Lembro de uma vez eu fazer um pequeno teste e “controlar” minha espontaneidade, passando dias sem ter iniciativas. O tempo passou e ele não sentiu falta, não se mexeu para nada e aquele doeu em mim. Questionei chateada sobre o assunto e ele disse que o fato de eu estar ao lado dele, quase todos os dias, já era suficiente, que realmente não sentia tanta falta e esse era o jeito dele. Claro! O lobo solitário não dependia de ninguém, a carente da história era apenas eu. Pior que muitos livros que lia na época, como “Mulheres são de marte, homens são de Vênus”, colaboraram com o que acontecia. Especialistas diziam que as mulheres estavam sempre dispostas a investir nos relacionamentos, especialmente os românticos, e os homens eram mais desapegados, apreciando mais o companheirismo da relação do que a necessidade de expressar afeição com regularidade.

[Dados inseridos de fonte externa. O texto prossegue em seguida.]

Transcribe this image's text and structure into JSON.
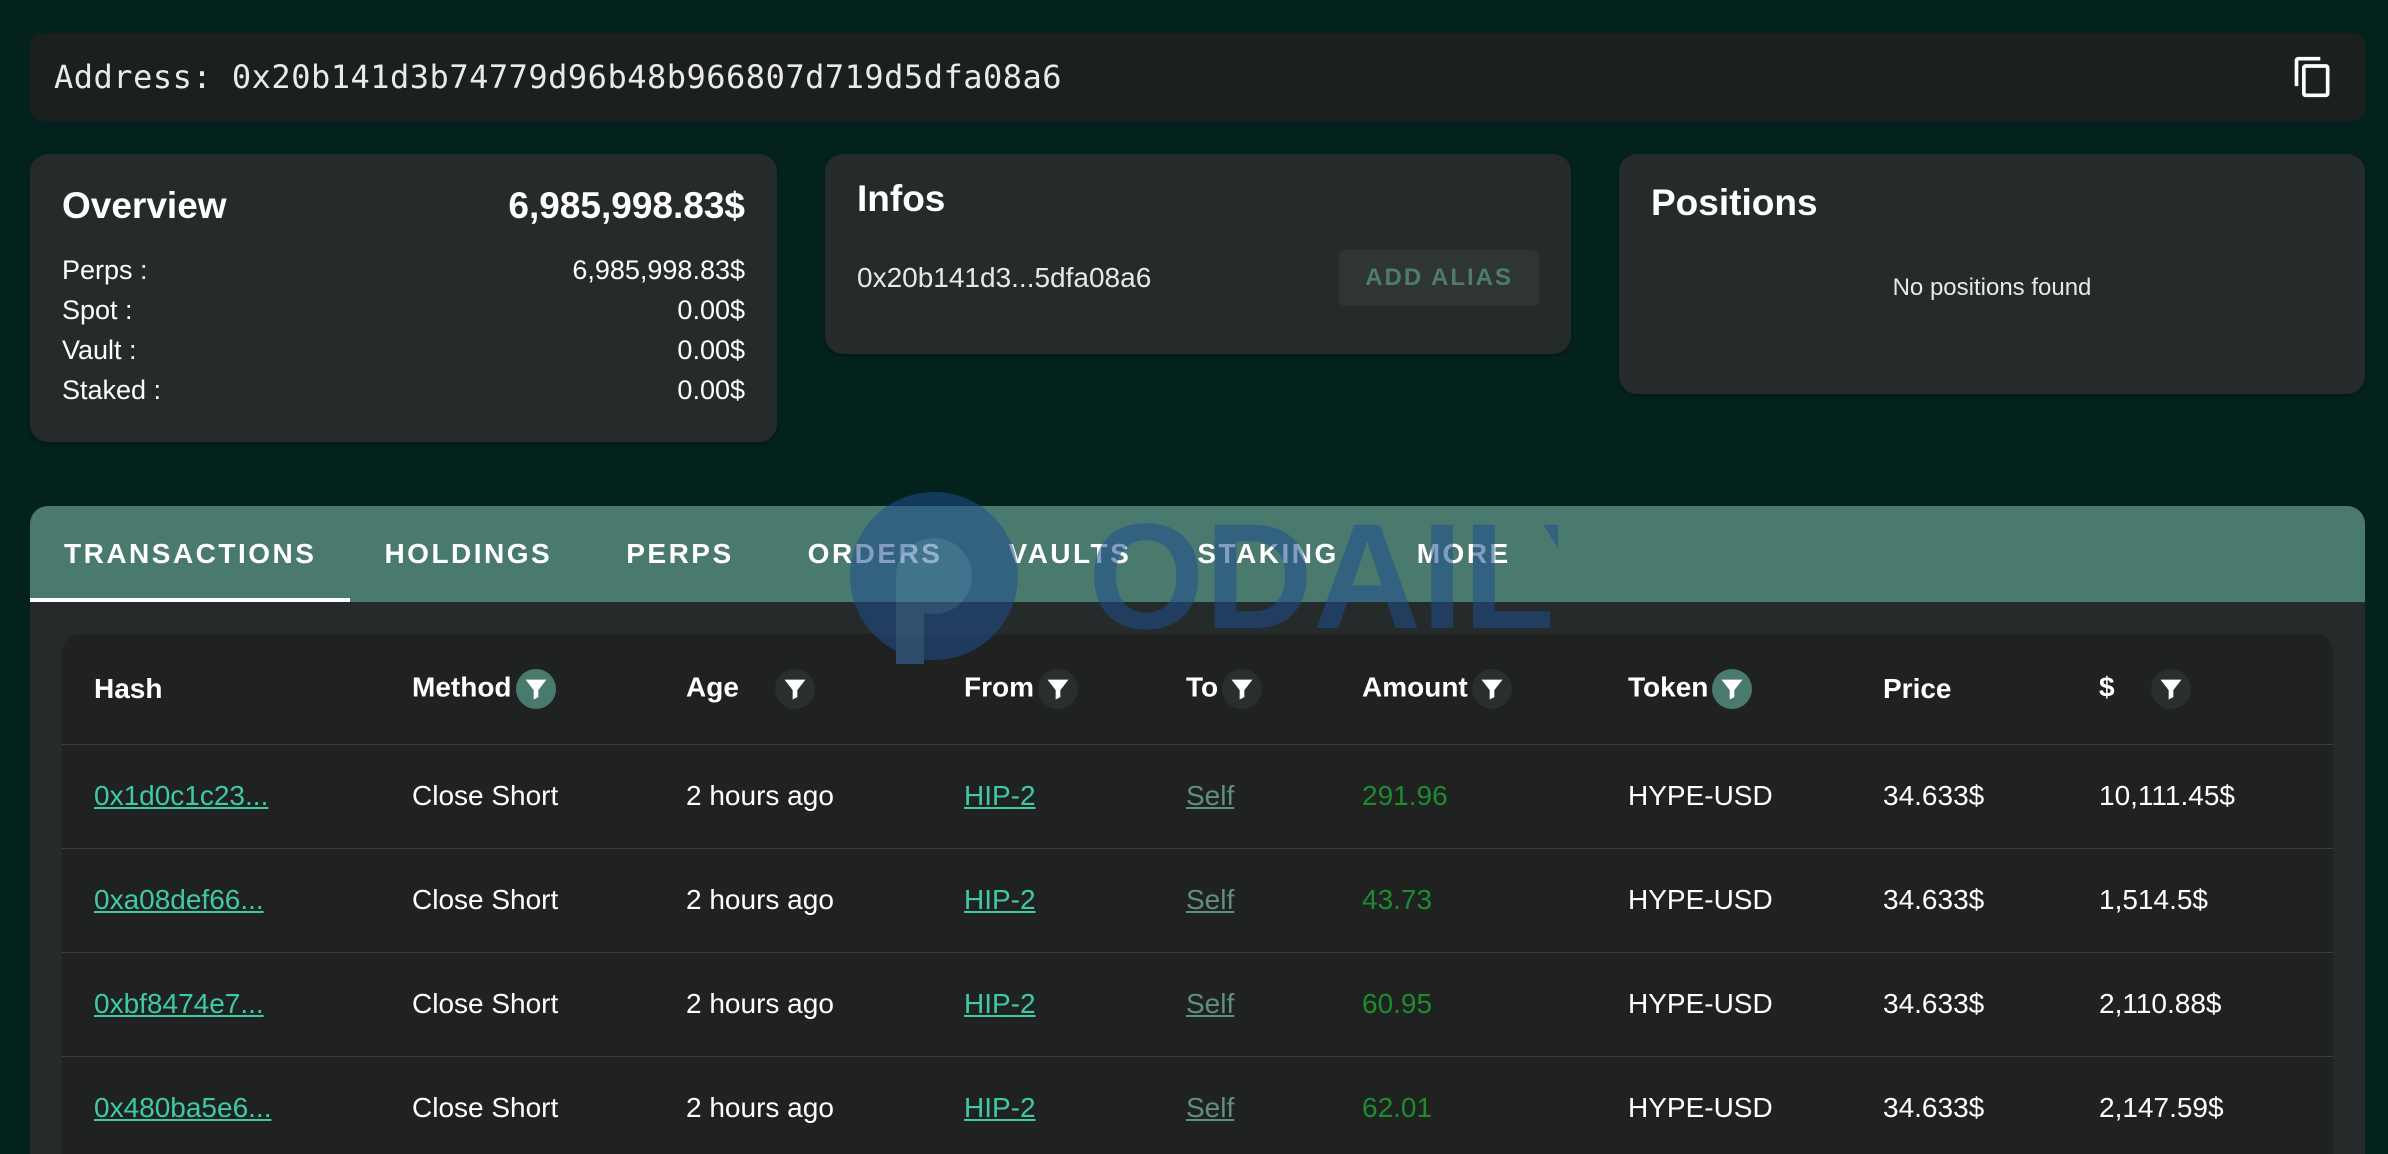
{
  "address_bar": {
    "label": "Address: 0x20b141d3b74779d96b48b966807d719d5dfa08a6"
  },
  "overview": {
    "title": "Overview",
    "total": "6,985,998.83$",
    "rows": [
      {
        "label": "Perps :",
        "value": "6,985,998.83$"
      },
      {
        "label": "Spot :",
        "value": "0.00$"
      },
      {
        "label": "Vault :",
        "value": "0.00$"
      },
      {
        "label": "Staked :",
        "value": "0.00$"
      }
    ]
  },
  "infos": {
    "title": "Infos",
    "short_address": "0x20b141d3...5dfa08a6",
    "add_alias_label": "ADD ALIAS"
  },
  "positions": {
    "title": "Positions",
    "empty_text": "No positions found"
  },
  "tabs": [
    {
      "label": "TRANSACTIONS",
      "active": true
    },
    {
      "label": "HOLDINGS"
    },
    {
      "label": "PERPS"
    },
    {
      "label": "ORDERS"
    },
    {
      "label": "VAULTS"
    },
    {
      "label": "STAKING"
    },
    {
      "label": "MORE"
    }
  ],
  "table": {
    "headers": {
      "hash": "Hash",
      "method": "Method",
      "age": "Age",
      "from": "From",
      "to": "To",
      "amount": "Amount",
      "token": "Token",
      "price": "Price",
      "usd": "$"
    },
    "rows": [
      {
        "hash": "0x1d0c1c23...",
        "method": "Close Short",
        "age": "2 hours ago",
        "from": "HIP-2",
        "to": "Self",
        "amount": "291.96",
        "token": "HYPE-USD",
        "price": "34.633$",
        "usd": "10,111.45$"
      },
      {
        "hash": "0xa08def66...",
        "method": "Close Short",
        "age": "2 hours ago",
        "from": "HIP-2",
        "to": "Self",
        "amount": "43.73",
        "token": "HYPE-USD",
        "price": "34.633$",
        "usd": "1,514.5$"
      },
      {
        "hash": "0xbf8474e7...",
        "method": "Close Short",
        "age": "2 hours ago",
        "from": "HIP-2",
        "to": "Self",
        "amount": "60.95",
        "token": "HYPE-USD",
        "price": "34.633$",
        "usd": "2,110.88$"
      },
      {
        "hash": "0x480ba5e6...",
        "method": "Close Short",
        "age": "2 hours ago",
        "from": "HIP-2",
        "to": "Self",
        "amount": "62.01",
        "token": "HYPE-USD",
        "price": "34.633$",
        "usd": "2,147.59$"
      }
    ]
  },
  "watermark": {
    "text": "ODAILY",
    "icon": "odaily-logo-icon"
  },
  "colors": {
    "background": "#04221d",
    "card": "#252b2a",
    "tab_bar": "#4a7a6e",
    "link": "#3ec9a7",
    "amount_green": "#1f8a2f"
  }
}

Mas nesse texto quero apontar o que ninguém quer falar: homens são MUITO carentes. O que impede de enxergarmos isso é a maneira como eles transmitem essa carência, algo que comumente associamos a expressar vulnerabilidade, enorme tristeza, choro, dor e dificuldade para seguir a vida - e que aparecem no comportamento feminino. Se pensarmos no sentido da palavra, carente é aquela pessoa dependente emocionalmente, que sente que algo está em falta e sofre por isso. E os homens não estão distantes desse significado, mesmo que não apresentem a expressão dramática que nos acostumamos a associar as mulheres. Eles, em sua aparente dureza e frieza, são extremamente carentes e vou trazer a algumas provas.
Alguns homens, após o fim da relação, engatam um novo namoro, muitas vezes com uma mulher de aparência física semelhante ou da mesma área/profissão da ex (Neymar e sua namorada fisicamente semelhante a Bruna Marquezine, Leonardo Dicaprio e suas diversas namoradas semelhantes a Gisele Bundchen - e também modelos, Kanye West e a namorada que veste os meus looks da Kim Kardashian), como se quisessem “resgatar” a mulher que perderam com uma substituta próxima ela. Como não ver isso como sinal de carência e sofrimento emocional?

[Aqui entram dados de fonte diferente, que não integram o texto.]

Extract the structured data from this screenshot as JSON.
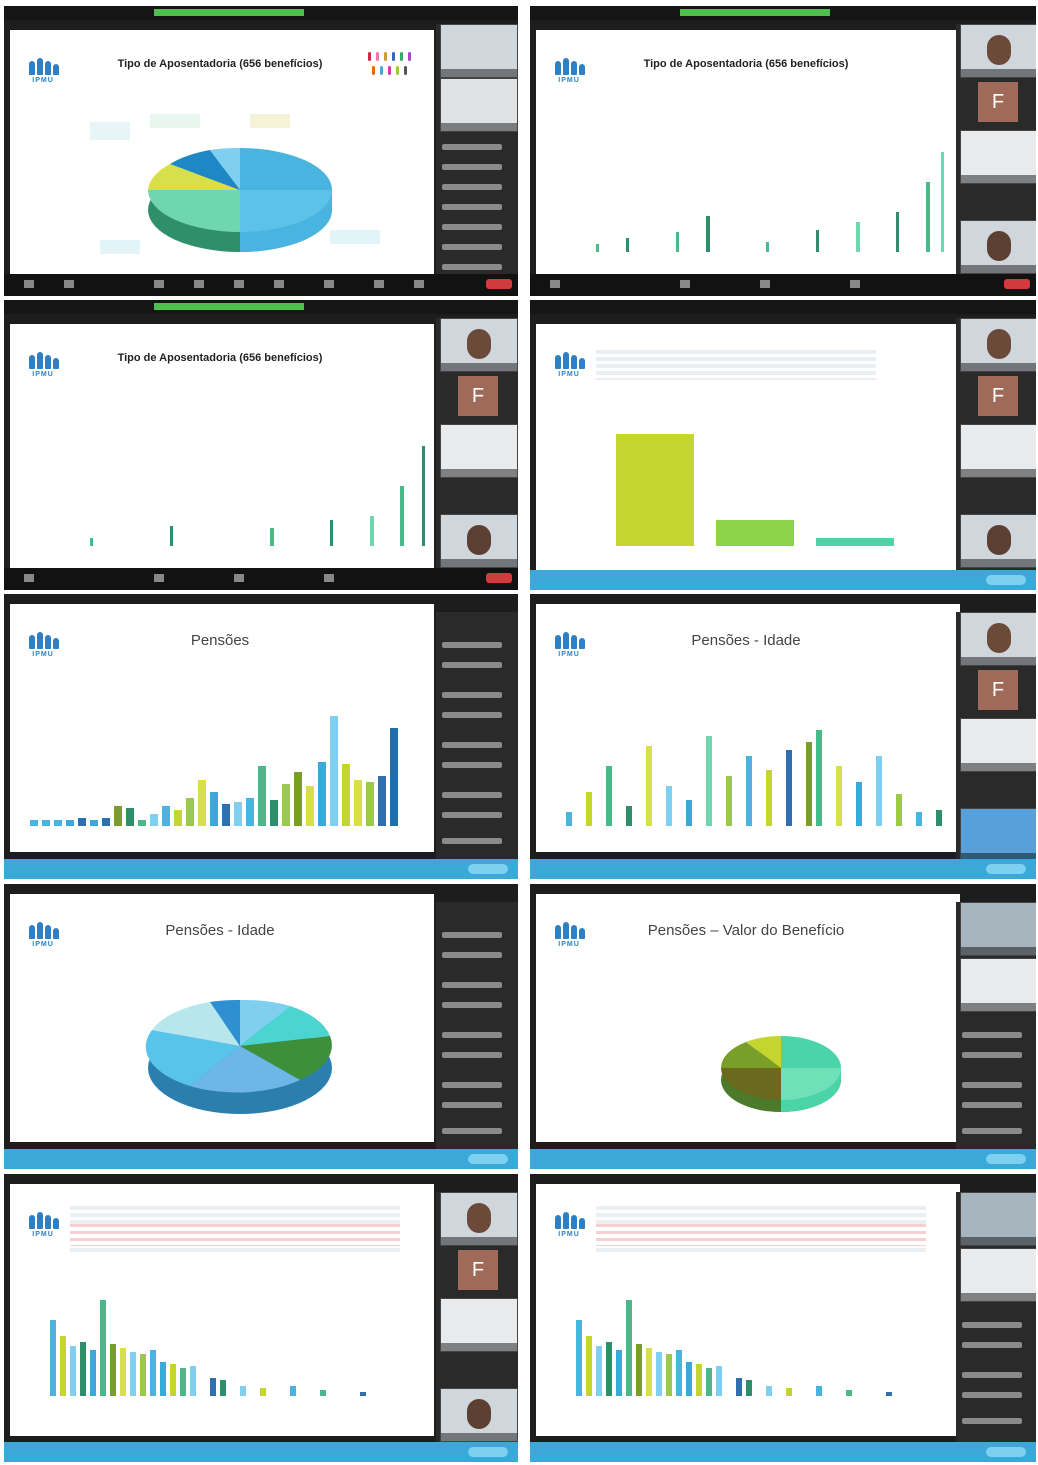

Muitos, além de se dedicarem a uma nova relação, são exibicionistas do seu comportamento de aparente “superação”. Vide o exemplo de Piqué que, após o divórcio com Shakira, aparece nas baladas de Madri com uma mulher semelhante a ex e sempre aos beijos e abraços. Como dizer que ele não está carente da ex-esposa? Podemos seguir nessa linha de raciocínio e ir a caminhos mais drásticos, como a “porn revenge”, quando homens expõem fotos ou vídeos íntimos com sua ex na internet. Escalonando essa raiva, nascida da carência/dependência, há a perseguição, as ameaças, até o atentado à vida da ex-companheira. E quem diz isso não sou eu, são as estatísticas: “Dados levantados pelo Fórum Brasileiro de Segurança Pública revelam que quase 90% das vítimas de feminicídio no Brasil são mulheres mortas por ex-maridos ou ex-companheiros.”

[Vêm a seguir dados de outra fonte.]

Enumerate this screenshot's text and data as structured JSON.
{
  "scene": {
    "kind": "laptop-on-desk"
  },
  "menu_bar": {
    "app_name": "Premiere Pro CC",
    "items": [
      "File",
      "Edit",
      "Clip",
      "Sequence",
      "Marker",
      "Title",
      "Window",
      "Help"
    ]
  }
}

No meu caso, o tal lobo solitário, após a separação, disse que o processo foi muito traumatizante e que evitaria se relacionar, dedicando um tempo significativo ao celibato. Mas o que você acha que realmente aconteceu? Em meses, ele arranja uma nova namorada, se muda para a casa dela - com mero seis meses de namoro virtual - e agora depende dela financeiramente e emocionalmente. E eu? Sem relacionamentos amorosos, vivendo meu melhor momento, independente financeiramente e investindo na minha carreira, meus amigos e meu futuro. Alguns chamariam isso de “ironia da vida” , eu digo que os homens são carentes, MUITO carentes.
FONTE:
ZANELLO, Valeska. A prateleira do amor: sobre mulheres, homens e relações. Editora Appris, 2022.